+ Housing Double dip is beginning, as expected in my housing outlook. Banks may be in trouble once again. Meanwhile, purchase mortgage applications have not shown a rebound, despite tailwinds such as lower interest rates and a slightly improved job market. Why? Homebuying intentions as per the Conference Board are flirting with all time lows down to 1.9 from 2.1. As home values begin another leg down, consumption will suffer as the consumer balance sheet once again begins to be negatively affected. (Courtesy of Zero Hedge).
+ Regarding industrial production, we have started to see signs of the inventory bounce ending, starting with increasing Inventory-to-Sales ratios, which has moved up from for all three categories (Manufacturers, Retailers, and Wholesalers). This is clearly a sign that sales are not keeping up with production. Additionally there is still no sign that end-demand is coming back in the US. On the bright side, the dollar has been weakening and this would be a tailwind for the US exporters, however, keep an eye on potential protectionist acts countering this. Overall, I must admit that industrial production has hung in there better than I thought, however, factors that will affect it in the future are quite negative, which is what my outlook calls for.
+ Consumption remains quite weak and this is due to a still struggling job market. While we have this area improving, it has been very slow. A slow recovery in the job market has translated to uncertainty and low consumer confidence. Wage growth is actually hanging in there, but as long as unemployment remains high and job growth tepid, wage growth won’t rebound in a meaningful way. The big factor that i’m focuing most on is the housing market. We just received word that home prices may be double dipping (one of my issues to keep an eye on). Another leg down in home prices won’t be good for consumption at all and this is one of the primary factors that will lead to a stalling in consumption growth in my view (same thing as 2006/2007). As far as the Bush tax cuts are concerned this continues to be a wildcard. Although I’m leaning towards the tax cuts being extended only for households making under $250,000, I still don’t have a very strong conviction of the result.
+ Is the job market improving? Yes! But very slowly. As long as we do not see a strong job hiring spree, uncertainty will persist as consumption growth remains feeble. However, in the interest of remaining objective, I am continuing to keep an eye on the JOLT survey and temp work demand as both are indeed rising.
+ Regarding my Gov’t Policy Outlook, congress has effectively shut the door on further stimulus for the time being. This is in-line with my outlook in that fiscal policy will begin to change, into and after the mid-term elections. While this may change once the economy begins to double-dip as fear begins to take hold, the idea of political deadlock being detrimental to the economy is clearly taking hold. Furthermore gov’t policy towards China is beginning to pick up on the side of protectionism with the recent bill being passed by the House. My thesis with regards to Gov’t Policy seems to be firmly on track.
+ Regarding US Monetary Policy, as expected, I still don’t know what will happen on this front. Fed officials are split on whether continued easing is helping out the economy or not. Additionally, more and more people are starting to realize what I had postulated in my New Year’s Resolutions.

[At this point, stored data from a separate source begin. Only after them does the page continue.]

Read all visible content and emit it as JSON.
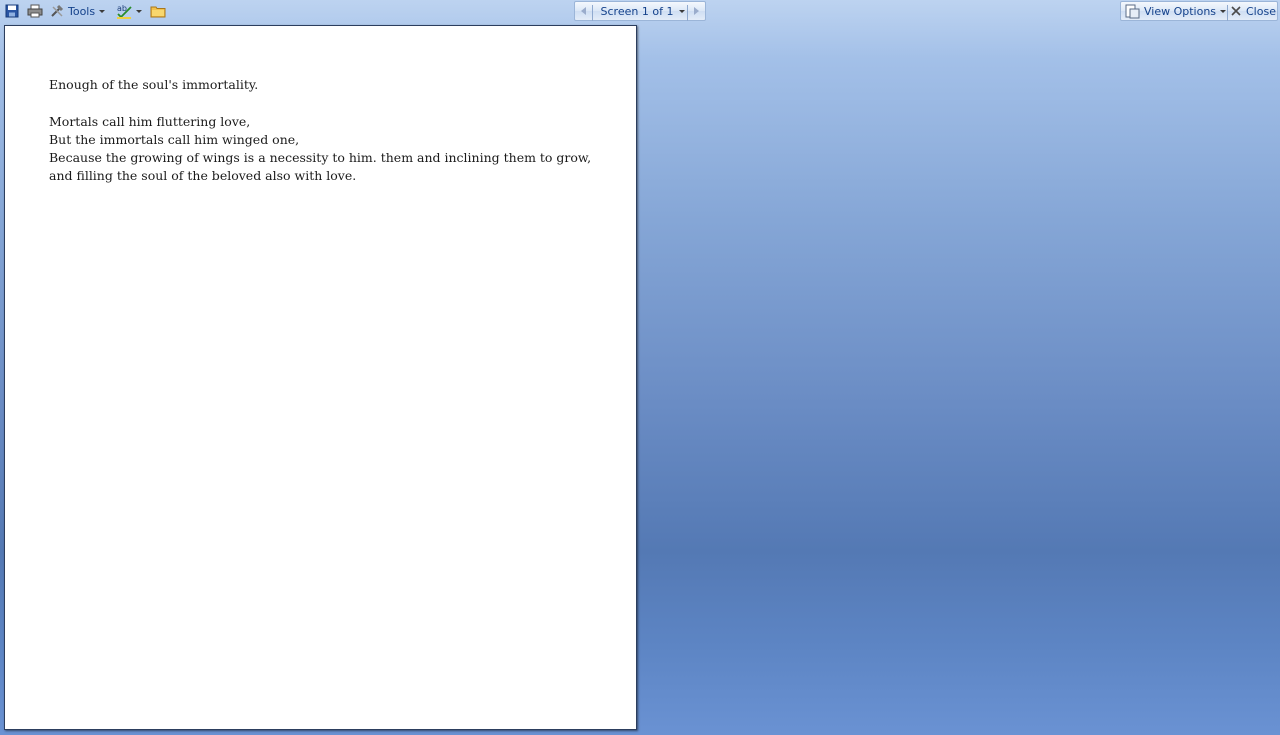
{
  "toolbar": {
    "save_icon": "save-icon",
    "print_icon": "print-icon",
    "tools_label": "Tools",
    "spelling_icon": "spelling-icon",
    "folder_icon": "folder-icon",
    "screen_label": "Screen 1 of 1",
    "view_options_label": "View Options",
    "close_label": "Close"
  },
  "document": {
    "line1": "Enough of the soul's immortality.",
    "line2": "Mortals call him fluttering love,",
    "line3": "But the immortals call him winged one,",
    "line4": "Because the growing of wings is a necessity to him. them and inclining them to grow, and filling the soul of the beloved also with love."
  },
  "colors": {
    "toolbar_text": "#15428b",
    "background_top": "#bdd3f0",
    "background_bottom": "#6a92d3",
    "page": "#ffffff"
  }
}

This subtle change in sentiment and high levels or bearishness as hyperinflationary scenarios scatter the newswaves and blogosphere may have me be turn bullish on the dollar for the first time since early July. Stay tuned.

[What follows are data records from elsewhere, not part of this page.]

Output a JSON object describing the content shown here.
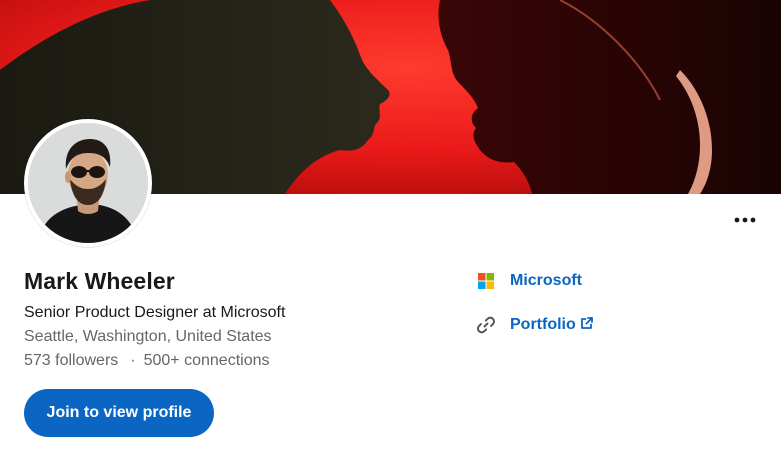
{
  "profile": {
    "name": "Mark Wheeler",
    "headline": "Senior Product Designer at Microsoft",
    "location": "Seattle, Washington, United States",
    "followers": "573 followers",
    "separator": "·",
    "connections": "500+ connections"
  },
  "actions": {
    "join_label": "Join to view profile",
    "more_icon": "more-horizontal-icon"
  },
  "sidebar": {
    "company": {
      "label": "Microsoft",
      "icon": "microsoft-logo-icon"
    },
    "portfolio": {
      "label": "Portfolio",
      "icon": "link-icon",
      "external_icon": "external-link-icon"
    }
  },
  "colors": {
    "brand_blue": "#0a66c2",
    "cover_red": "#ef1d1d",
    "text_primary": "#191919",
    "text_secondary": "#666666"
  }
}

+ Regarding the Stock Market, it seems that the markets have been pricing in another round of quantitative easing. Given that the economy is set to deteriorate in my view (poor fundamentals), we will indeed see another round. This is certainly bullish for the stock market. However, the fiscal side will remain shut until at least the end of the year. The question becomes this, will another round of QE by itself cause a rally similar to the one we experienced most of 2009? From an investor sentiment standpoint, I believe we have the bearish scenario on our hands. I’ve heard reports recently on how the market is in a win-win situation. If the economy improves, earnings will follow in the stock market will rise. If the economy deteriorates, then the Fed will step in with QE and stocks will go up anyways. Investor sentiment surveys are pointing to high levels of bullishness. As far as commodities are concerned China continues to chug along but its economic structure is still mostly dependent on exports. Both my eyes will be focused on the midterm elections, cause after that event, the Senate will vote on whether to pass the protectionist bill. If a trade war does indeed break out, China will bear the brunt and commodities may see intense selling pressure.
+ On the Global Trade front, have a look at this (especially the end part). Just as I expected, China’s economic structure is still not fit for their consumer to support their economy. Exports are the country’s main engine and thus they must protect it in the form of keeping the value of the Yuan at depressed levels and not bowing to the US calls for appreciation. I caught this article by Pettis, sounds a lot like this doesn’t it? Because of this, protectionism gaining speed. Iran/Israel has stayed relatively quiet on the bright side. Certainly most of my issues to keep an eye on have been spot on with regards to my outlook on global trade.